Dr. Ariane Fichtl
Fakultät: Philologisch-Historische Fakultät
Lehrstuhl: Geschichte der Frühen Neuzeit
Art des Stipendiums: Postdoktorandinnenstipendium
Laufzeit: 01.04.2020 - 31.03.2021
Kurzvita
Ariane Fichtl hat Ende 2018 ihre binationale Promotion (Cotutelle) an den Universitäten Augsburg und Lille (Frankreich) mit sehr gutem Erfolg abgeschlossen. Ihre Forschungsarbeit befasste sich mit der Rezeption klassisch-republikanischer Autoren im Frankreich des ausgehenden 18. Jahrhunderts und deren Einfluss auf die revolutionäre Politik und Rhetorik.

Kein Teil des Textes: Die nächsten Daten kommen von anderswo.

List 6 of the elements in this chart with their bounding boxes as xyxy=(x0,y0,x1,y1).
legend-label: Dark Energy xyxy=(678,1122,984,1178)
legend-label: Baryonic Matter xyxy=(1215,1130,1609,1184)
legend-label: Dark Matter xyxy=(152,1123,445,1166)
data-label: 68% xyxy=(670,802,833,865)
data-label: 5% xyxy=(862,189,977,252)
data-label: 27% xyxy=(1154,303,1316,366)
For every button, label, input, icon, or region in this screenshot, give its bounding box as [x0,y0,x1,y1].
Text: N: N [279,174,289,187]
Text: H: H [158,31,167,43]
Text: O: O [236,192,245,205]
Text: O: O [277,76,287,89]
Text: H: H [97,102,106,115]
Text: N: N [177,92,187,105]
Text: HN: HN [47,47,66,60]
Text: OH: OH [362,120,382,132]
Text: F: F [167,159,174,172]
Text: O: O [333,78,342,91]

Sie hat ihre Ergebnisse im Rahmen zahlreicher wissenschaftlicher Veranstaltungen an Universitäten in Deutschland, Frankreich und England vorgestellt sowie in Beiträgen zu Sammelwerken, unter anderem in den Vereinigten Staaten, publiziert.
Forschungsschwerpunkte:
• Britischer Abolitionismus: politische und moralische Ideen
• Konzepte von Abhängigkeit und Interdependenz
• Religion, Emotionen und frühes Liberalismusdenken
• Wandel demokratischer Vorstellungen im 18. Jh.
• Klassisch-republikanische Ideen und Französische Revolution
Auszug aus der geförderten Arbeit
(Un)Armed Neutrality: Anglo-French Conflict and the Jeffersonian Response to the Problem of the Jealousy of Trade
Im Anschluss an das Promotionsprojekt wird sich das geplante Habilitationsprojekt mit dem Titel “(Un)armed Neutrality. Anglo-French conflict and the Jeffersonian response to the problem of the Jealousy of Trade” mit Konzepten politischer Ökonomie in der frühen Amerikanischen Republik beschäftigen, insbesondere im Zusammenhang mit amerikanischer Außenpolitik im 18. Jahrhundert, bezogen auf die Frage wie durch gewaltarme diplomatische Mittel (u. a. wirtschaftliche Sanktionen) - zusammengefasst unter dem Leitbegriff “peaceful coercion” - kriegerische Auseinandersetzungen vermieden werden können. Die Forschungsfrage ist von großem Interesse für das Verständnis der Leitprinzipien einer eher isolationistisch geprägten transatlantisch-amerikanischen Außenpolitik, wie sie heute aus bestimmten politischen Lagern gefordert wird.